I could go on forever. The wine… cured meats… fried artichoke… pasta… bakeries…
Rome: The City of Fountains
There’s something beautiful about a city so abundant with water. You can refill almost anywhere – from small spigots to iconic fountains (there’s even free sparkling water at the base of The Coliseum). These same aqueducts were used to carry water to the ancient Romans, and that tradition has been preserved and maintained in the modern day. Water gives life, and Rome is rich with life!
The Tuscan Countryside
Tuscany offered some of the most beautiful countryside of my travels. It wasn’t mountains or glaciers or big city centers; it was a retreat of peace, beauty, and tranquility. The roads were bare as we drove past vineyards, rolling hills and farmland. Perfectly kempt trees and huge oleander flowers decorated the roadside. Watching the sun move from mid-day to sunset was magical, and you never need a place to go. Just drive.
I would return to Italy just for the people. They’re the most generous, exuberant, quirky people I’ve met. They love food, they love family, and they love talking with their hands (particularly frightening when they’re in the driver’s seat…). It’s the first time I’d felt at home since my departure.
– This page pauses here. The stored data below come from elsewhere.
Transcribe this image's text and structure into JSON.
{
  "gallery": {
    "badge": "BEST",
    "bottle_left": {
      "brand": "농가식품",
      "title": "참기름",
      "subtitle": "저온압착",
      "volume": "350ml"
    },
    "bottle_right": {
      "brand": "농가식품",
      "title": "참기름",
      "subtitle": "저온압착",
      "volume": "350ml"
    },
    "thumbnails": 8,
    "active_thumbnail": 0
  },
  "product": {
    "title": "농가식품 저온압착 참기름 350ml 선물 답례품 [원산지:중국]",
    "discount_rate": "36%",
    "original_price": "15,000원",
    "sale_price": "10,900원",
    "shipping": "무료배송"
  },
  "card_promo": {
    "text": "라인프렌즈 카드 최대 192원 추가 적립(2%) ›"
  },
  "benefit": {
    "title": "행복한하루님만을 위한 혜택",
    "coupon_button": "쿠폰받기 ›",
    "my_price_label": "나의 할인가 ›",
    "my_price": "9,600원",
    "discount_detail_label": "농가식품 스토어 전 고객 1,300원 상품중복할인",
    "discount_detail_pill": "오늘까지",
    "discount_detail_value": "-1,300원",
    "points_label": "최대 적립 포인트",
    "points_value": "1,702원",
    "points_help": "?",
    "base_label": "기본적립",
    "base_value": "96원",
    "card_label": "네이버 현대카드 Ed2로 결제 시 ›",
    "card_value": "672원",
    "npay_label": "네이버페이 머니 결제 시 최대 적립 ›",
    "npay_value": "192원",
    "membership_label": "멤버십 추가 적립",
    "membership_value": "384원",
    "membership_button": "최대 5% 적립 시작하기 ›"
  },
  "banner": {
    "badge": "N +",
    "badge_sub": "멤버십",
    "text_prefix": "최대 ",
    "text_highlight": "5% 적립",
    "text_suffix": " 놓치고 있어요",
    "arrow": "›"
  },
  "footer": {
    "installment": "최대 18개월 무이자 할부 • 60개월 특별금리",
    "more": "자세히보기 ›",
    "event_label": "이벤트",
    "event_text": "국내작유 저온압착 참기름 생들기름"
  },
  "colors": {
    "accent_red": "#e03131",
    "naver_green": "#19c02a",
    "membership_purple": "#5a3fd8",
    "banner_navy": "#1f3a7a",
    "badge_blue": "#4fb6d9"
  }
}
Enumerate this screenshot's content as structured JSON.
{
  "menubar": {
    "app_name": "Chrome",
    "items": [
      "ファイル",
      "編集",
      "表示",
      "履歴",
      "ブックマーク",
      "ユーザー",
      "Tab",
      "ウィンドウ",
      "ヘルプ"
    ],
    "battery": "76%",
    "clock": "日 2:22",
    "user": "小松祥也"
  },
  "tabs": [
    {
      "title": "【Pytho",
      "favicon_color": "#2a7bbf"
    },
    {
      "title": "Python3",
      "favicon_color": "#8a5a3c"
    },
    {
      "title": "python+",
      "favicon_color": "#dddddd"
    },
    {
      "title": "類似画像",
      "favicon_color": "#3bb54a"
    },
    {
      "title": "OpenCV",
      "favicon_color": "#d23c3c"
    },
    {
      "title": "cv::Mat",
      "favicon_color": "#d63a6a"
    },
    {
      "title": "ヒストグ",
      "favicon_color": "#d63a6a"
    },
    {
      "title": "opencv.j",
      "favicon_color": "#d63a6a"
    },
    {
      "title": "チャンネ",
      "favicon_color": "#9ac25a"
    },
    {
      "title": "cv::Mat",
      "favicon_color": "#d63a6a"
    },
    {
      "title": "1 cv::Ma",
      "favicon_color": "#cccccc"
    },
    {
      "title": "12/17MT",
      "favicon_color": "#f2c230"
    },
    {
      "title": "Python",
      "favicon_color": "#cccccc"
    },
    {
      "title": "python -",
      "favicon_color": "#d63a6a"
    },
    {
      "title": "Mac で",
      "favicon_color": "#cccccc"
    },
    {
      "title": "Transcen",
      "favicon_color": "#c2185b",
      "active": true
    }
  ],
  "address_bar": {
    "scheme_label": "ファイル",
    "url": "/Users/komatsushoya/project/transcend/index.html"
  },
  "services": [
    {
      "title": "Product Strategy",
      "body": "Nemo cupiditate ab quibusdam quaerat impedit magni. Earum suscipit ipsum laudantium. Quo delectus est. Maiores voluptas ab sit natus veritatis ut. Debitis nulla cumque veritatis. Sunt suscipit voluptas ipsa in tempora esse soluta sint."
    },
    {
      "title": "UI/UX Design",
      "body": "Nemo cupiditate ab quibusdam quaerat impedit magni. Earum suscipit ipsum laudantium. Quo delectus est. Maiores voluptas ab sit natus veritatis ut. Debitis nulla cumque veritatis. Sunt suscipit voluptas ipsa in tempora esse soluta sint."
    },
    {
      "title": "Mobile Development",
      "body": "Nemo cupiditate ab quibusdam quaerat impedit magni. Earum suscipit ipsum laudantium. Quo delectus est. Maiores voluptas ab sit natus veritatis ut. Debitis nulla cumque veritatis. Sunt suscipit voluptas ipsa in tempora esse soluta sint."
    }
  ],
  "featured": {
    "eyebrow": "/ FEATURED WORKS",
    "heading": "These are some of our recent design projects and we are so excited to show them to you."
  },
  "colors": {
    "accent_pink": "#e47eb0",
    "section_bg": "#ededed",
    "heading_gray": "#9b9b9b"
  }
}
A perfect example was my Couchsurfing experience. I stayed with a wonderful guy in Lunghezza, an area juat outside of Rome. He immediately welcomed me into his life, introduced his friends and shared his stories. Within the first week, our group had gone on a 15 mi bike ride of Rome’s city center, attended the annual Strawberry Festival in Nemi, and shared a home-cooked meal over wine and grappa. I don’t think they’ll ever understand how much that meant to me, and how big of an impact they had on my Italian experience. I’ll forever be grateful.